На Короленко и его сверстников наибольшее впечатление произвело то место речи, "когда Достоевский своим проникновенно-пророческим <…> голосом назвал Некрасова последним великим поэтом из "господ". Придет время и оно уже близко, — говорил Достоевский, — когда новый поэт, равный Пушкину, Лермонтову, Некрасову, явится из самого народа…

— Правда, правда! — восторженно кричали мы Достоевскому"[1779].

Впоследствии Короленко пришел к ясному пониманию, что Достоевский весьма расходился в оценке настроений народа со своими восторженными слушателями. Но и "долго потом" писатель вспоминал слова Достоевского на могиле Некрасова "как предсказание близости глубокого социального переворота, как своего рода пророчество о народе, грядущем на арену истории"[1780].

Воздействие речи Достоевского на Короленко было очень сильным. Влившись в общий поток народолюбивых настроений, эта речь утвердила Короленко в стремлении отдать свою жизнь борьбе за "наступление этого пришествия".
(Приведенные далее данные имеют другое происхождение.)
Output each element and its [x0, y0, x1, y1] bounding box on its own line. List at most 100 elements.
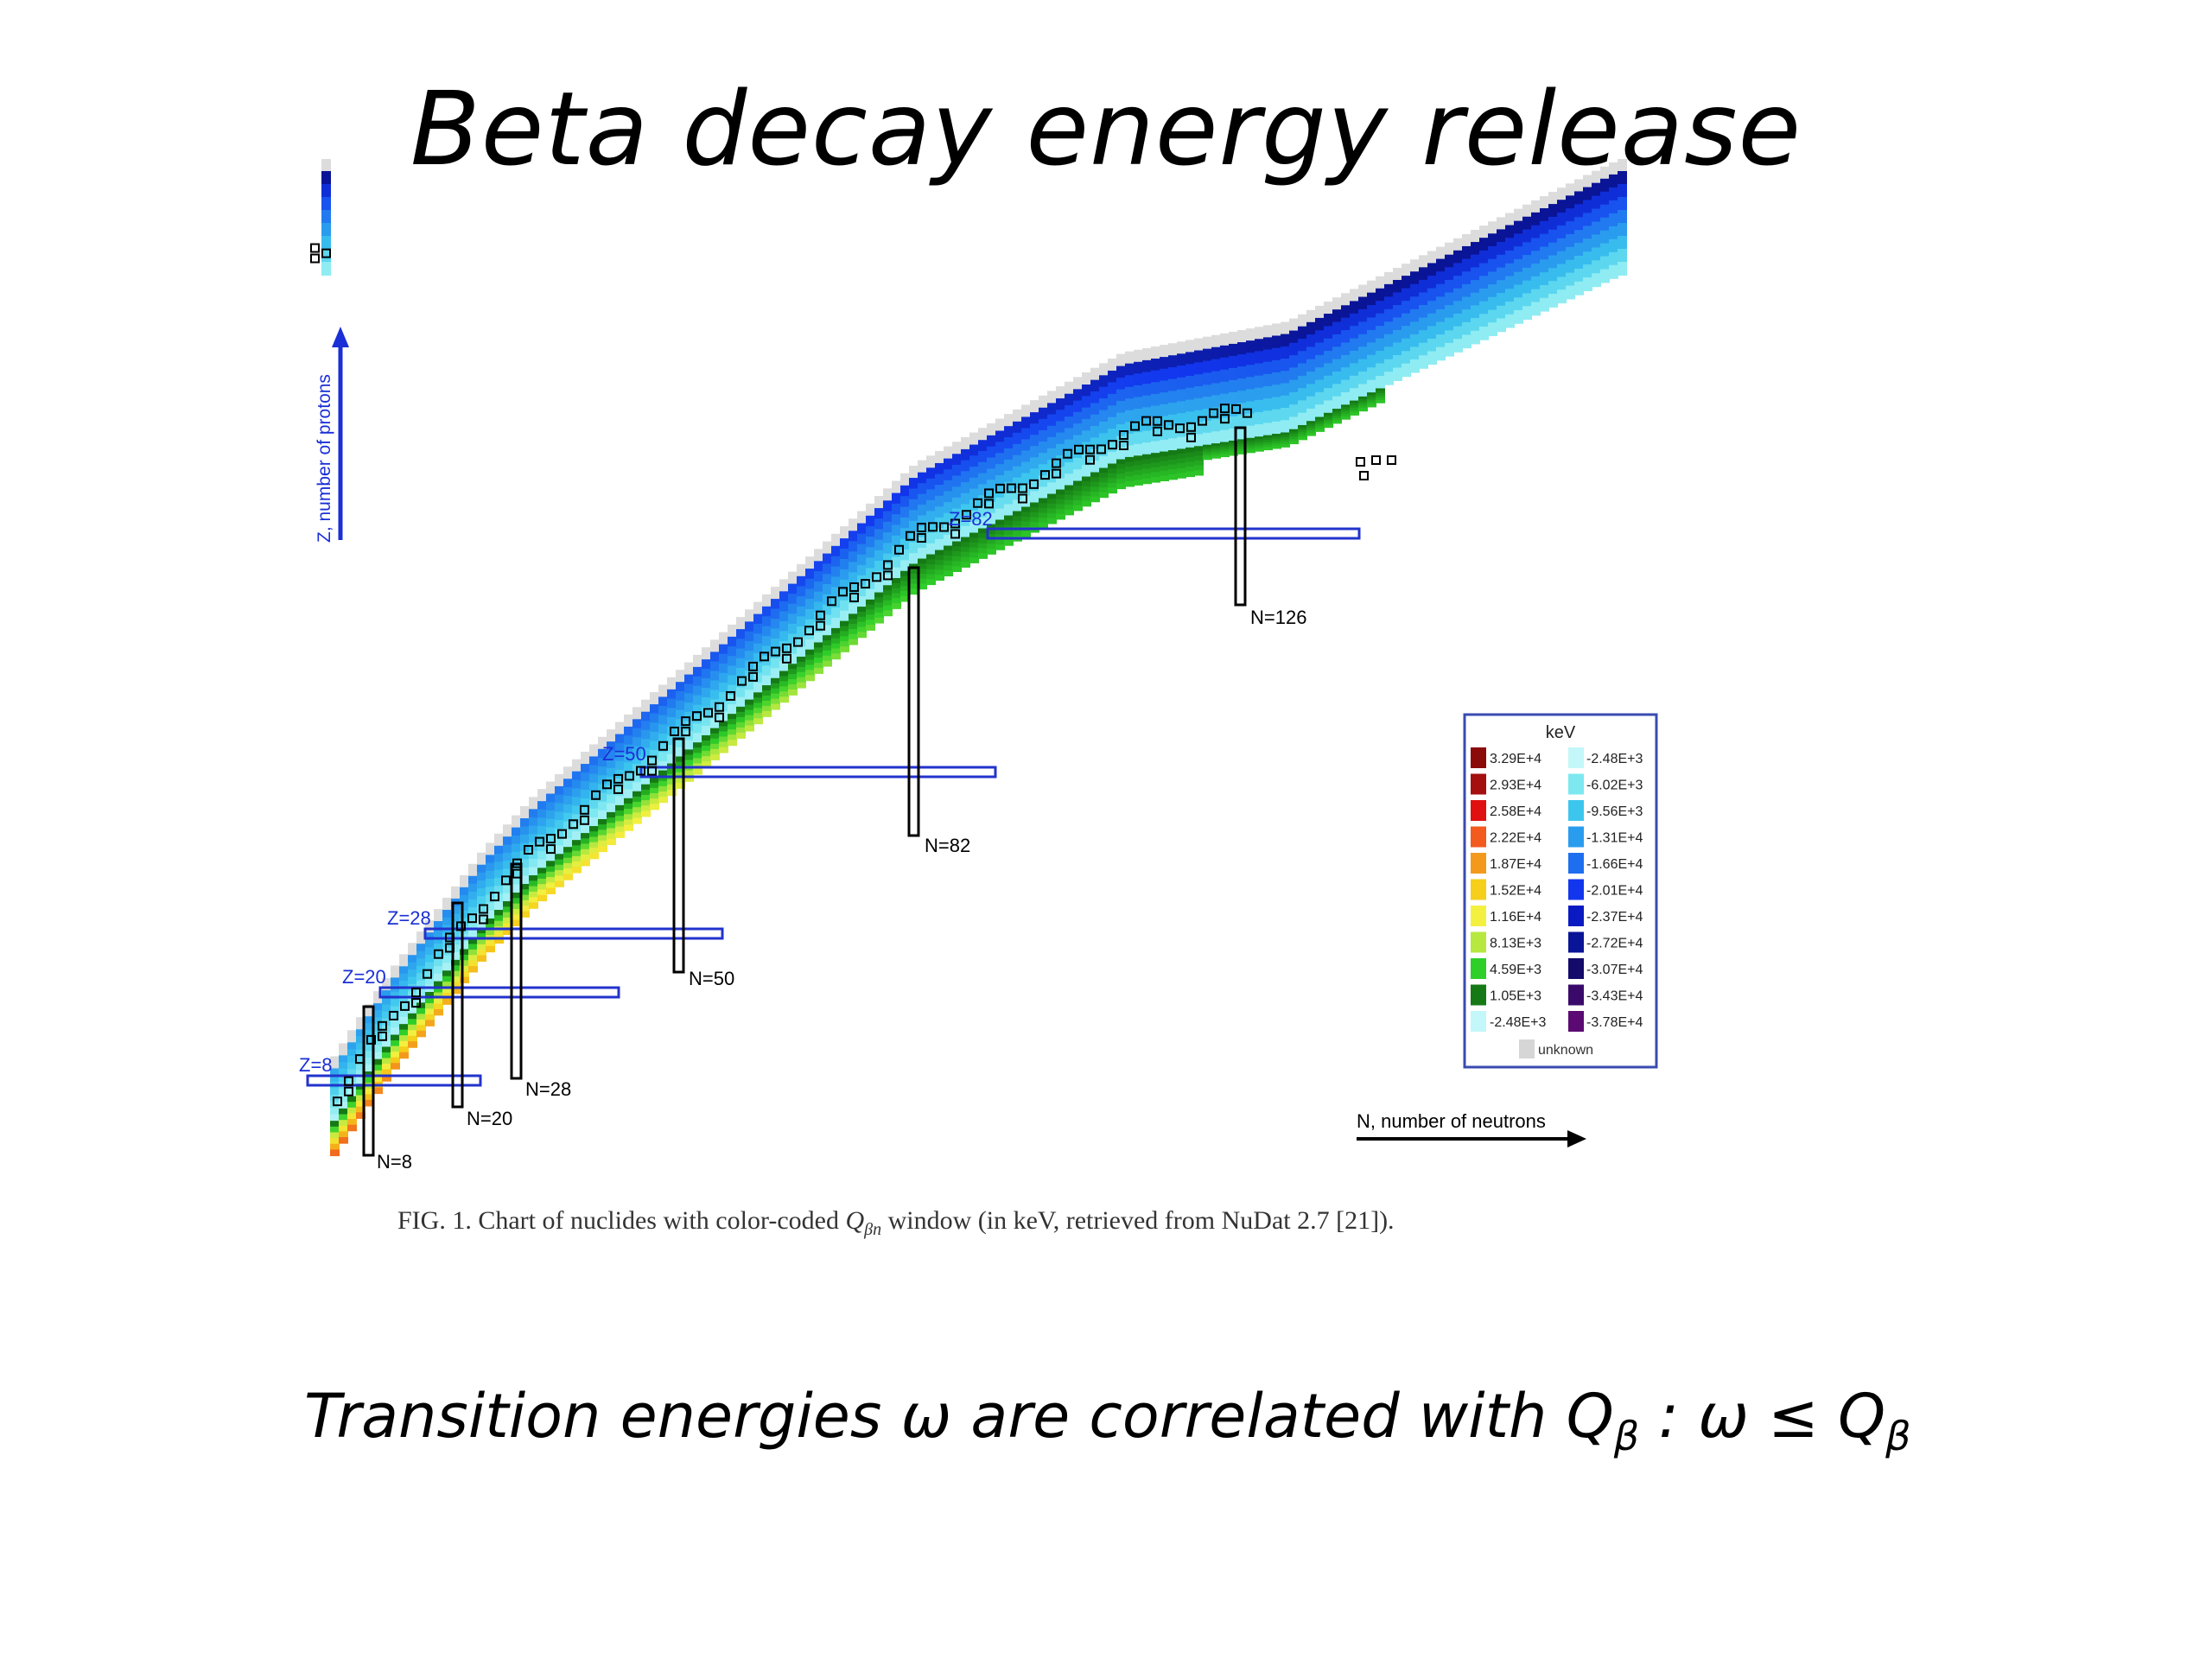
band-cell-proton-rich: [1272, 335, 1281, 349]
stable-marker: [804, 626, 814, 636]
band-cell-proton-rich: [1427, 326, 1437, 340]
band-cell-neutron-rich: [1134, 470, 1143, 476]
band-cell-proton-rich: [874, 539, 884, 551]
band-cell-neutron-rich: [546, 871, 556, 879]
band-cell-proton-rich: [503, 885, 512, 894]
band-cell-proton-rich: [961, 493, 970, 505]
x-axis: N, number of neutrons: [1357, 1110, 1586, 1147]
band-cell-neutron-rich: [1350, 403, 1359, 407]
band-cell-proton-rich: [1151, 417, 1160, 430]
band-cell-proton-rich: [1566, 221, 1575, 235]
band-cell-neutron-rich: [926, 554, 936, 561]
band-cell-proton-rich: [1047, 403, 1057, 416]
band-cell-neutron-rich: [650, 804, 659, 810]
band-cell-neutron-rich: [823, 645, 832, 652]
z-label-50: Z=50: [602, 743, 646, 765]
band-cell-unknown: [486, 842, 495, 857]
stable-marker: [445, 932, 454, 943]
z-label-28: Z=28: [387, 907, 431, 929]
band-cell-proton-rich: [1410, 283, 1420, 298]
band-cell-proton-rich: [728, 636, 737, 648]
band-cell-proton-rich: [503, 893, 512, 902]
band-cell-proton-rich: [1220, 381, 1230, 395]
band-cell-neutron-rich: [1332, 420, 1342, 424]
band-cell-neutron-rich: [892, 588, 901, 594]
band-cell-proton-rich: [1471, 292, 1480, 307]
band-cell-neutron-rich: [823, 650, 832, 657]
band-cell-neutron-rich: [1237, 448, 1247, 453]
band-cell-proton-rich: [572, 805, 582, 816]
band-cell-proton-rich: [434, 921, 443, 930]
band-cell-neutron-rich: [736, 732, 746, 739]
band-cell-neutron-rich: [788, 674, 798, 681]
stable-marker: [939, 522, 949, 532]
band-cell-neutron-rich: [1324, 424, 1333, 429]
band-cell-neutron-rich: [451, 987, 461, 995]
band-cell-proton-rich: [425, 947, 435, 956]
band-cell-proton-rich: [520, 826, 530, 836]
band-cell-neutron-rich: [1272, 441, 1281, 445]
band-cell-neutron-rich: [1030, 512, 1039, 518]
band-cell-neutron-rich: [1332, 409, 1342, 412]
band-cell-neutron-rich: [857, 626, 867, 633]
band-cell-proton-rich: [1229, 355, 1238, 369]
legend-label-right-4: -1.66E+4: [1586, 857, 1643, 872]
band-cell-proton-rich: [1367, 342, 1376, 356]
band-cell-neutron-rich: [1341, 416, 1351, 420]
band-cell-neutron-rich: [1255, 443, 1264, 448]
band-cell-proton-rich: [1004, 448, 1014, 461]
band-cell-proton-rich: [537, 817, 547, 828]
band-cell-neutron-rich: [356, 1089, 365, 1096]
band-cell-neutron-rich: [1263, 447, 1273, 451]
band-cell-neutron-rich: [1306, 432, 1316, 436]
band-cell-neutron-rich: [546, 887, 556, 894]
band-cell-neutron-rich: [399, 1035, 409, 1042]
band-cell-proton-rich: [1462, 321, 1471, 336]
band-cell-proton-rich: [866, 537, 875, 549]
band-cell-proton-rich: [1306, 346, 1316, 360]
band-cell-proton-rich: [1142, 442, 1152, 455]
band-cell-proton-rich: [1168, 378, 1178, 392]
band-cell-proton-rich: [1030, 435, 1039, 448]
band-cell-neutron-rich: [762, 690, 772, 697]
band-cell-proton-rich: [1013, 432, 1022, 445]
band-cell-proton-rich: [814, 561, 823, 573]
band-cell-proton-rich: [1203, 409, 1212, 422]
band-cell-neutron-rich: [874, 602, 884, 609]
band-cell-neutron-rich: [339, 1125, 348, 1133]
band-cell-neutron-rich: [745, 715, 754, 721]
band-cell-neutron-rich: [356, 1112, 365, 1119]
band-cell-proton-rich: [1548, 294, 1558, 308]
band-cell-proton-rich: [788, 623, 798, 635]
band-cell-proton-rich: [1548, 255, 1558, 270]
band-cell-proton-rich: [1289, 416, 1299, 430]
band-cell-neutron-rich: [641, 794, 651, 802]
band-cell-neutron-rich: [909, 569, 918, 575]
band-cell-neutron-rich: [874, 592, 884, 599]
band-cell-neutron-rich: [537, 878, 547, 886]
band-cell-neutron-rich: [356, 1084, 365, 1090]
band-cell-proton-rich: [1142, 407, 1152, 420]
band-cell-proton-rich: [1540, 259, 1549, 274]
band-cell-proton-rich: [1211, 371, 1221, 385]
band-cell-proton-rich: [1263, 349, 1273, 363]
band-cell-unknown: [1479, 226, 1489, 240]
band-cell-proton-rich: [615, 796, 625, 806]
band-cell-proton-rich: [1445, 254, 1454, 269]
band-cell-neutron-rich: [650, 777, 659, 784]
band-cell-proton-rich: [1419, 305, 1428, 319]
band-cell-proton-rich: [702, 678, 711, 690]
band-cell-proton-rich: [995, 453, 1005, 466]
band-cell-proton-rich: [1427, 301, 1437, 315]
band-cell-proton-rich: [1185, 387, 1195, 401]
band-cell-proton-rich: [814, 632, 823, 644]
band-cell-proton-rich: [1168, 438, 1178, 451]
band-cell-neutron-rich: [745, 704, 754, 711]
band-cell-proton-rich: [753, 643, 763, 654]
band-cell-proton-rich: [1384, 283, 1394, 298]
band-cell-neutron-rich: [952, 556, 962, 563]
band-cell-proton-rich: [684, 702, 694, 714]
band-cell-neutron-rich: [1211, 448, 1221, 452]
band-cell-neutron-rich: [926, 574, 936, 581]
Высказывания Короленко о Достоевском как о писателе, о его художественном методе, о его произведениях немногочисленны, отрывочны. Воссоздать по ним понимание Короленко творчества Достоевского нелегко. Но в своем большинстве они носят принципиальный характер, органически связаны с концепцией искусства Короленко, а также его мировоззрением в целом.

Для Короленко, разумеется, ни в малейшей мере не подлежала сомнению значительность дарования Достоевского и оставленного им наследства.

В статье, посвященной 50-летию Литературного фонда (1909), опровергая "басню", сочиненную князем Мещерским, будто фонд отказал Достоевскому в пособии, Короленко писал:

"Достоевскому не только не было отказано ни в одной его просьбе <…> Комитет, ввиду серьезности обстоятельств и исключительных заслуг "нелиберального" писателя, взял на себя ответственность нарушить устав: по уставу, члены комитета сами не могут пользоваться пособиями ни в какой форме, а Достоевский был тогда членом комитета и секретарем его".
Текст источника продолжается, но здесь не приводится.